Lisa Schlein | Voice of America
GENEVA – The United States has condemned efforts by China at the U.N. Human Rights Council to justify its incarceration of a reported million Uighurs and other ethnic minorities in ‘re-education’ camps in Xinjiang Province.
After introducing himself as an ethnic Uighur, the vice governor of Xinjiang province in China, painted an idyllic picture of life there. Aierken Tuniyazi told diplomats at the U.N. Human Rights Council that 25 million people, encompassing many ethnic groups and religions, lived in solidarity, harmony and mutual assistance.
He said people in Xinjiang are united as closely as the seeds of a pomegranate. He said China had lifted 2.3 million people out of poverty in the province. He said religious beliefs were protected by law and ethnic minority languages were taught in schools and widely used in social and public forums.
Despite the progress, he noted China was confronted by many challenges from ethnic separatism, terrorism and religious extremism. He said that has led to thousands of terrorist attacks, many deaths and immeasurable property damage. In the face of those threats, he said China has been forced to crack down on violent and terrorist crimes and take preventive measures. He spoke through an interpreter.

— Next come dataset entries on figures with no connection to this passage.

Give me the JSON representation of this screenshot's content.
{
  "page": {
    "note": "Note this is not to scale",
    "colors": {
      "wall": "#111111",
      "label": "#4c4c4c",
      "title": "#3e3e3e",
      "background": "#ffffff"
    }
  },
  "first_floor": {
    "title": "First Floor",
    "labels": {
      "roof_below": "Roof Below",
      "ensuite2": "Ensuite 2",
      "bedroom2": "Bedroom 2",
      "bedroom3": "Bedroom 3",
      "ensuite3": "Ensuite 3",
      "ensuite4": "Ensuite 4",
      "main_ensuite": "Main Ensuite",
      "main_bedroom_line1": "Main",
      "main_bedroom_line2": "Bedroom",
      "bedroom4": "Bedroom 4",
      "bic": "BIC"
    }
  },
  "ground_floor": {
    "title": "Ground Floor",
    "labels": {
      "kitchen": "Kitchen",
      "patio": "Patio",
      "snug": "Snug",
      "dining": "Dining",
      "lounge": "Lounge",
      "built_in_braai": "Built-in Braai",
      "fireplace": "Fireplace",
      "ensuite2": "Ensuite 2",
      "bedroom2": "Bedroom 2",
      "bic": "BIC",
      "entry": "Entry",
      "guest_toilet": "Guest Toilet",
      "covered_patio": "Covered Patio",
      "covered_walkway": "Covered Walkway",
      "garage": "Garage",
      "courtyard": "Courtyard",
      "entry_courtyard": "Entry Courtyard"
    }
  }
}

“By setting up vocational, education and training centers in accordance with the law, we aim to educate and save those who are influenced by religious extremism and committed minor legal offenses…The centers provide courses on the country’s common language, legal knowledge, and vocational skills and integrated de-radicalization throughout the entire education and training process,” said Tuniyazi.
The United States called China’s vice governor’s remarks an embarrassment to the council. A statement issued by the U.S. Mission here in Geneva accused the council of once again granting a representative of one of the world’s worst human rights abusers a platform for propaganda.
The U.S. expressed alarm at China’s highly repressive campaign against the Uighurs and other ethnic groups in Xinjiang.
It accused the Chinese government of subjecting more than one million people in so-called re-education camps to torture, pervasive, high-tech surveillance, and measures to efface their cultural and religious identities.